We've detected that you're using an ad content blocking browser plug-in or feature. Ads provide a critical source of revenue to the continued operation of Silicon Investor.  We ask that you disable ad blocking while on Silicon Investor in the best interests of our community.  If you are not using an ad blocker but are still receiving this message, make sure your browser's tracking protection is set to the 'standard' level.
Politics : Sharks in the Septic Tank -- Ignore unavailable to you. Want to Upgrade?


To: J. C. Dithers who wrote (51613)6/20/2002 4:48:31 PM
From: one_less  Read Replies (2) | Respond to of 82486
 
"I just can't see making her a lifer."

This is another one of those irreconcilable problems. The girl made her self a lifer. This episode will color every moment and every issue in her life for the rest of her life. The question you are asking is what would be the appropriate sanction to her from society. Another question that should be asked in the same context, is what position does society take on such behavior. We are definitely forced to take one now that it is in the courts.

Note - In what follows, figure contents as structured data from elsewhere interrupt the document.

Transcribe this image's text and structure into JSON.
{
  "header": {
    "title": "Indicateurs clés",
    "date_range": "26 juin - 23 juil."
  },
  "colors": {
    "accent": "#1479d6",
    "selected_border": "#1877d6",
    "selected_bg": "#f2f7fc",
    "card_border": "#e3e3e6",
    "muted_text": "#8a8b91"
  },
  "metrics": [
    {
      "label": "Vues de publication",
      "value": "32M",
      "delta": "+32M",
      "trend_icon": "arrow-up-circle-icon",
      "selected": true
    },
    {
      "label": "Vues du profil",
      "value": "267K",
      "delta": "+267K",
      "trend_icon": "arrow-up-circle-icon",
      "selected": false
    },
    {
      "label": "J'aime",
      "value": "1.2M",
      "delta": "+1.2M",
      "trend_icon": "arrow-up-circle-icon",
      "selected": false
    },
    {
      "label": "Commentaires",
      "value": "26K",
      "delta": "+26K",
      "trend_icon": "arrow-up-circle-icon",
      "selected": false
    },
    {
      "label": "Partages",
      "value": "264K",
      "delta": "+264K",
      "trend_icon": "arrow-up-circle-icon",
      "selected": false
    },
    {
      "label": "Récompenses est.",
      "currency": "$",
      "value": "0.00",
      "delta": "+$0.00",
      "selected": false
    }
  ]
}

The easy thing to say is that we don't want to injure this girl any more than she has harmed herself but that doesn't answer the harder question(s).



To: J. C. Dithers who wrote (51613)6/20/2002 5:10:41 PM
From: Rambi  Read Replies (1) | Respond to of 82486
 
You presented that very compassionately, JC--

Here in Texas we have something called the Baby Moses Law where for 30 days after birth, a baby can be given up with no questions asked.
I don't know whether in a case such as the one you cite, though, that the girl would take advantage of such a law, or whether the denial and fear were just so great, the withdrawal from reality so complete, that she couldn't get even that far. But I think the Texas law is at least an attempt at keeping newborns from such a fate.

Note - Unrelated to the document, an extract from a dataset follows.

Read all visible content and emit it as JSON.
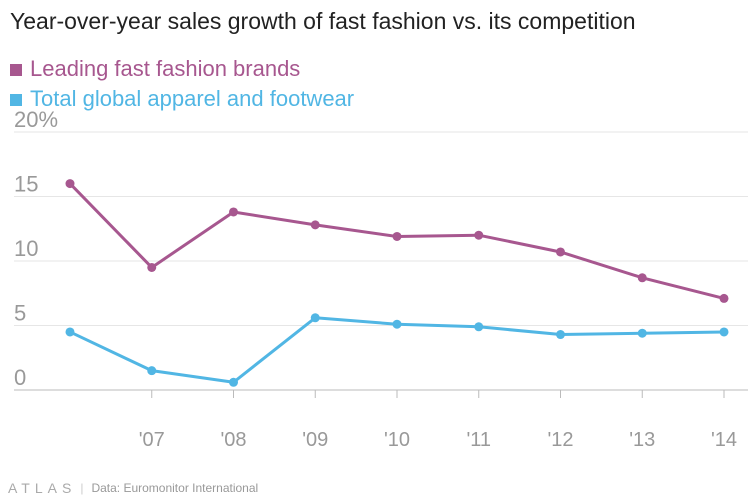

Do other states have this?

I wonder at her state of mind, what the psych evaluations will show... I;m not sure I agree with Neo. 15 years til parole to a twenty-year old sounds like a death sentence-- and she sounds as if she was pretty disturbed. What will she experience in prison that could possibly be rehabilitative for her situation? Or are we just going to punish? What is better, not just for her, but for us as a society?

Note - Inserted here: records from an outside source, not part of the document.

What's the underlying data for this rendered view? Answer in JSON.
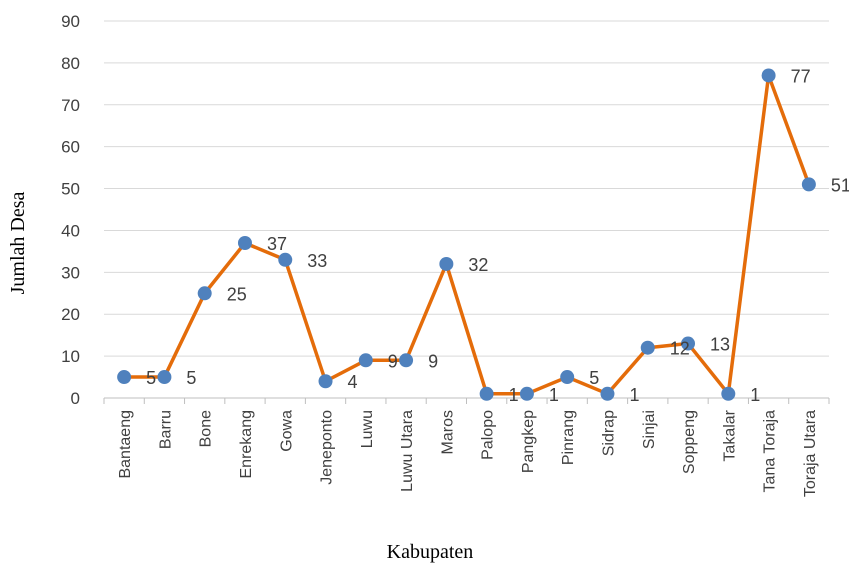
{
  "chart_data": {
    "type": "line",
    "title": "",
    "xlabel": "Kabupaten",
    "ylabel": "Jumlah Desa",
    "ylim": [
      0,
      90
    ],
    "ytick_step": 10,
    "grid": true,
    "legend": "none",
    "categories": [
      "Bantaeng",
      "Barru",
      "Bone",
      "Enrekang",
      "Gowa",
      "Jeneponto",
      "Luwu",
      "Luwu Utara",
      "Maros",
      "Palopo",
      "Pangkep",
      "Pinrang",
      "Sidrap",
      "Sinjai",
      "Soppeng",
      "Takalar",
      "Tana Toraja",
      "Toraja Utara"
    ],
    "series": [
      {
        "values": [
          5,
          5,
          25,
          37,
          33,
          4,
          9,
          9,
          32,
          1,
          1,
          5,
          1,
          12,
          13,
          1,
          77,
          51
        ],
        "color": "#E46C0A",
        "marker_color": "#4F81BD"
      }
    ],
    "colors": {
      "gridline": "#D9D9D9",
      "axis": "#BFBFBF",
      "text": "#404040"
    }
  }
}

To: J. C. Dithers who wrote (51613)6/20/2002 5:52:44 PM
From: epicure  Read Replies (1) | Respond to of 82486
 
I just listened to Adam Bede last weekend on a very long car trip I took
same old same old
About a young woman who kills her baby
such things have always happened, and were probably a lot more common in the past, but forensics were so bad I'm sure most mothers got away with it

It is sad, but certainly understandable
people who are unstable begin to create their own realities. In those realities all sorts of things appear reasonable that do not appear reasonable to people who are not under the same stress. I remember a woman who walked into the surf to drown herself with her two children. She was saved but the children died. She said over and over again that she did not want to leave them "alone". In her strange reality, death with her was "better" for her children than life without her. This is a totally egocentric conceit, but madness is egocentric. When you create your own world for yourself, other people cease to be very real. They are only props in your own world. Forces that hinder or help you. So a baby- what would that be, but something not quite real? Babies aren't even all that real for a while to people who want them, I imagine the experience is very bizarre to someone who obviously did not want to be pregnant.